Jimmy Howard’s Resurgence
After all of the rumors of Detroit looking to move on from Jimmy Howard after Petr Mrazek’s emergence, Howard effectively silenced his critics. He posted terrific numbers before a knee injury kept him out of the lineup for 2 1/2 months. The reason that his record doesn’t look so great is because the team provided him with nearly no offense. The Red Wings will have some thinking to do on which goaltender they intend to expose to the upcoming NHL Expansion Draft.
2. THE BAD
The Team Offense
In a word, woeful. The Red Wings offense was so bad that they produced their lowest goal production since 1977 – two years before Joe Louis Arena opened. That just can’t happen. Several members of the team failed to provide the offense that the team needed. Justin Abdelkader didn’t even hit 10 goals all year. Gus Nyquist continued to struggle after having potted 28 and 27 goals respectively in 2014 and 2015, with only 12 this year. Dylan Larkin took a step backward following his strong rookie campaign. Frans Nielsen, though reliable, only put up 41 points. You can’t win if you don’t score enough, and the team certainly found that out first hand this season.
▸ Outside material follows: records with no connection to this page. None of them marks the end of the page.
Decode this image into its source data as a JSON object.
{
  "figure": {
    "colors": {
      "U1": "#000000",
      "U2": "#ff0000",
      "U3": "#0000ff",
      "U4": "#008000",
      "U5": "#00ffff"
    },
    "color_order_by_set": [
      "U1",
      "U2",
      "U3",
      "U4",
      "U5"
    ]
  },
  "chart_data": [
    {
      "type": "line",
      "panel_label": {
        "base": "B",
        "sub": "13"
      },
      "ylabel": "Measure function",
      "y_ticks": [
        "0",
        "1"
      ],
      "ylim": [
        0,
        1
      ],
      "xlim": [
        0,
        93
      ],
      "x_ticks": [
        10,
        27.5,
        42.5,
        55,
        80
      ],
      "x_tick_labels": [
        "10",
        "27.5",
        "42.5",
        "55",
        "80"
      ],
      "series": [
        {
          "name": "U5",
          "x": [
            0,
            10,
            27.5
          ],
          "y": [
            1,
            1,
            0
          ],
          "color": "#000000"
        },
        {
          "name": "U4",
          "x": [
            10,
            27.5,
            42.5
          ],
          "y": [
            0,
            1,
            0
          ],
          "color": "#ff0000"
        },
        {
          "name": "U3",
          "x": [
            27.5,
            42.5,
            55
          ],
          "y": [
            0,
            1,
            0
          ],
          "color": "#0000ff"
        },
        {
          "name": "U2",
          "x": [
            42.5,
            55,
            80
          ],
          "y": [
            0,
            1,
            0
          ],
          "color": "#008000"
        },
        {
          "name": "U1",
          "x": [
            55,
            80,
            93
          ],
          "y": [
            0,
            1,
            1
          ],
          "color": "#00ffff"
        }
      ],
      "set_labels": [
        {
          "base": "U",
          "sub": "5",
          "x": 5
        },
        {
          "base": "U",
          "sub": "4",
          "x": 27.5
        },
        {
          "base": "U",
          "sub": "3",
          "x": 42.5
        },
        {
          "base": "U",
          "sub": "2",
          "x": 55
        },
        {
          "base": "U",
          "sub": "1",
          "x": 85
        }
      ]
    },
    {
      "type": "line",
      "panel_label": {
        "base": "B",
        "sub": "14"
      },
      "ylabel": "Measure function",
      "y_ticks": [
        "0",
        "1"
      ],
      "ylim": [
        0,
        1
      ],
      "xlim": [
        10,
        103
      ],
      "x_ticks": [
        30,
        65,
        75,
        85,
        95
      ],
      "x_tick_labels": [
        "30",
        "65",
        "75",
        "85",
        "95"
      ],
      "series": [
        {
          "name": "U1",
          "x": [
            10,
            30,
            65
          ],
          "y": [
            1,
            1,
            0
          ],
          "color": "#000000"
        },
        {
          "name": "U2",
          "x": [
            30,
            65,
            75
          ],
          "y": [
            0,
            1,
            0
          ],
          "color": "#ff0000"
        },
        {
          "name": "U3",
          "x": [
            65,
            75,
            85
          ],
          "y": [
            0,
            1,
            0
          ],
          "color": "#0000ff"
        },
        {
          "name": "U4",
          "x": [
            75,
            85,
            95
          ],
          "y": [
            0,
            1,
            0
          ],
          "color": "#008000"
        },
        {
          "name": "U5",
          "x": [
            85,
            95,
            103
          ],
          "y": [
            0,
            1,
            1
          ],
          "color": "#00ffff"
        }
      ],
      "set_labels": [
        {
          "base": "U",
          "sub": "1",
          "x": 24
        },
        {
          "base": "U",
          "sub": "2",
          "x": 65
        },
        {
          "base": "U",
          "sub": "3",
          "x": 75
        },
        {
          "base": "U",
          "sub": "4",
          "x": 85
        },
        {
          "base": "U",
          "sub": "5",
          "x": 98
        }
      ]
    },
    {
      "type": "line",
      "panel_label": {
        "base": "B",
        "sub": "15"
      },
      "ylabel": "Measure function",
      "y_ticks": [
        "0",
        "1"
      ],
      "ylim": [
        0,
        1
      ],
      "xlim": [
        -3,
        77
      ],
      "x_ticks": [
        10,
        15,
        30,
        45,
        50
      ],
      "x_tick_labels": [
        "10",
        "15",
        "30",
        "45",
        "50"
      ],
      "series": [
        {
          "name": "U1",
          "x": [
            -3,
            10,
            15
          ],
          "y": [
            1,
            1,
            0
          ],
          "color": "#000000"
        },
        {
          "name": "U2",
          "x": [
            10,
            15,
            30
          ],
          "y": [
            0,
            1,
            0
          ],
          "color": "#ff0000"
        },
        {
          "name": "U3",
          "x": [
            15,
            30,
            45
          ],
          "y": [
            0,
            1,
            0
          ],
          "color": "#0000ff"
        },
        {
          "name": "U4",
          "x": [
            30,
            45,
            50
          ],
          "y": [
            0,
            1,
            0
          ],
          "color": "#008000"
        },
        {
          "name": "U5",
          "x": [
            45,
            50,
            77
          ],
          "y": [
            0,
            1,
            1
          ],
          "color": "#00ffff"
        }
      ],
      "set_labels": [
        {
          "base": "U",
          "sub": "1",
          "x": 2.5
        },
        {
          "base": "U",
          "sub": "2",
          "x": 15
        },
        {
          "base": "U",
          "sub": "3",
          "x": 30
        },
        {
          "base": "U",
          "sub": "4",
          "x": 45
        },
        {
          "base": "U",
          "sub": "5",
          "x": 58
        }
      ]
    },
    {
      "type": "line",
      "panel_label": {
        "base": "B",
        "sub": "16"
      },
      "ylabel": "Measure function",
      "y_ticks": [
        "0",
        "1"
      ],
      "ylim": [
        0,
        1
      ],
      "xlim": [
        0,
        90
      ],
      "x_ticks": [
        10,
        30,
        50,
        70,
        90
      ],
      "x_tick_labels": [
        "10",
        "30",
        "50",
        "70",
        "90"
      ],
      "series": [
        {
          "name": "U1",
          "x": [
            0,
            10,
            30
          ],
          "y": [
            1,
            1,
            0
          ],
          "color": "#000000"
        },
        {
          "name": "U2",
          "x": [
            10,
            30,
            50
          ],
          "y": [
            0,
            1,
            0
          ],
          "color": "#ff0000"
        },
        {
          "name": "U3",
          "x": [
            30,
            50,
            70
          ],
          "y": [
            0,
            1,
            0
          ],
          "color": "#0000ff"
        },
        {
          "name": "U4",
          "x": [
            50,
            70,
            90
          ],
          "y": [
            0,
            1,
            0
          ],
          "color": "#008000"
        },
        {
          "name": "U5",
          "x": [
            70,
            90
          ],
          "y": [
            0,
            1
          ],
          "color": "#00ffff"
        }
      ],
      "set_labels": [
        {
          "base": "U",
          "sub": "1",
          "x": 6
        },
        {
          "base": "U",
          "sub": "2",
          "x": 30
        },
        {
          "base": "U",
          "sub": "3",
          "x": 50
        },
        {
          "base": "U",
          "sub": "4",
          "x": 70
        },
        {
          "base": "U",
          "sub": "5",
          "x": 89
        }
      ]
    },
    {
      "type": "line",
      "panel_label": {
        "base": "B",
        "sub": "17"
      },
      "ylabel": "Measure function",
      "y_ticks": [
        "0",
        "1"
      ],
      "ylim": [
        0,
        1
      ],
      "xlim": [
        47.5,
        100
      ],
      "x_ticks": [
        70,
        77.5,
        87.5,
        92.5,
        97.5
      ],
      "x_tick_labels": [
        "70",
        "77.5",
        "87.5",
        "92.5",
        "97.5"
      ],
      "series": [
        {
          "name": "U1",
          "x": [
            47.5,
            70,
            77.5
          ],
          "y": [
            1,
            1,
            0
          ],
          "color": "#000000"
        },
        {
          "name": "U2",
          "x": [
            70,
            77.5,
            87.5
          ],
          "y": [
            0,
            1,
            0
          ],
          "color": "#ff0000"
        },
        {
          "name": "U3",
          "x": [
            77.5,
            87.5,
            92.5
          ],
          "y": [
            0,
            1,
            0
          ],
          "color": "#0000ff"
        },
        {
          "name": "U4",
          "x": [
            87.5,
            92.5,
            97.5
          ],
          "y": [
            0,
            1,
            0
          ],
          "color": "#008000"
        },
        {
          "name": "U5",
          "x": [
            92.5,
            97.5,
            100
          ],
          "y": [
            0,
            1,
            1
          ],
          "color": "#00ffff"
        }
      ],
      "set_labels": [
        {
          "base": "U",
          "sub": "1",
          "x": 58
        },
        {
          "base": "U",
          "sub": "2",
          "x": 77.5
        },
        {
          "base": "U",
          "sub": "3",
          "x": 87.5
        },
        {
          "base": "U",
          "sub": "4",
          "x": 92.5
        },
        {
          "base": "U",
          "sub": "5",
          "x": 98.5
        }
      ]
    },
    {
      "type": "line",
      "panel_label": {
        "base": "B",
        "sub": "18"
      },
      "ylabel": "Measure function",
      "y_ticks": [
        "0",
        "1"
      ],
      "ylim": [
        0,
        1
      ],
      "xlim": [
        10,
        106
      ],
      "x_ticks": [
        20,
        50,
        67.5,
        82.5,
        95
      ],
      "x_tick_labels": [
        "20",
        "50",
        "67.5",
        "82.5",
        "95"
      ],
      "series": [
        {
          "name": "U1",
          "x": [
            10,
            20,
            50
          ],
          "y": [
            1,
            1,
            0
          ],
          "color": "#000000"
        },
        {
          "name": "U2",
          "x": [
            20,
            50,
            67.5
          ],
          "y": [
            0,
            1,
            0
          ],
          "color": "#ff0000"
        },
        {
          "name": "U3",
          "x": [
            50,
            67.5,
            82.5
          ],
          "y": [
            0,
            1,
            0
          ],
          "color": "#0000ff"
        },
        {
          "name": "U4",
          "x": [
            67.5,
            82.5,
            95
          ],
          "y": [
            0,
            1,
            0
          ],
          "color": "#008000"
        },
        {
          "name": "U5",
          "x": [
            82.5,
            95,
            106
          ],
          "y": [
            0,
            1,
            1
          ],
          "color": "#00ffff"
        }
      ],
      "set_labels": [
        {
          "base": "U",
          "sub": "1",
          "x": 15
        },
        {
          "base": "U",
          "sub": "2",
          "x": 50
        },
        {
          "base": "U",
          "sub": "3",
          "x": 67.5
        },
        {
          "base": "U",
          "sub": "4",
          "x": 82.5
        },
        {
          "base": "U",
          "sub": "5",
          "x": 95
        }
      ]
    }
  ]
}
Following the retirement of Nicklas Lidstrom in 2012, one thing the Red Wings have lacked is a true, bonafide number one defenseman. Niklas Kronwall is on his last legs, and it showed in his play this year. Age and injuries are certainly catching up to him. Danny DeKeyser struggled all season after being viewed as one of the central figures on the team, putting up a minus 22 rating and being prone to too many turnovers and errors. Only four teams allowed more goals against on the year than the Red Wings.
It’s become apparent that the Jeff Blashill experiment hasn’t been working out the way the team envisioned when he was promoted from Grand Rapids to take Mike Babcock’s place in 2015. Nearly every player on the roster has taken a step backward under Blashill’s term, and he’s not getting nearly enough out of them. He’s also drawn the ire of fans with his decisions to bench players like Anthony Mantha and Andreas Athanasiou while continuing to trot out struggling players like Riley Sheahan. However, he will apparently be returning behind the bench next year.
3. THE UGLY
One of the biggest surprises in the NHL this year was the lack of goal scoring from Riley Sheahan. After having scored 36 goals in his last three years, Sheahan didn’t score a single goal all season until he potted two in the final game on the schedule. He’s not a bad player, which is why his stunning drop-off was so surprising. It certainly didn’t help that he was rated fifth worst in the NHL with a minus 29 rating. He also earned the dubious honor of setting the Red Wings team record for most games without a goal by a forward.
The Red Wings powerplay unit was an abomination for most of the season. At one point in the season, it was the worst in 50 years. The team also failed to score a powerplay goal on the road for not one, not two, but three months. Absolutely inexcusable. Coach John Torchetti, who is in charge of running the powerplay, isn’t going anywhere either. Why?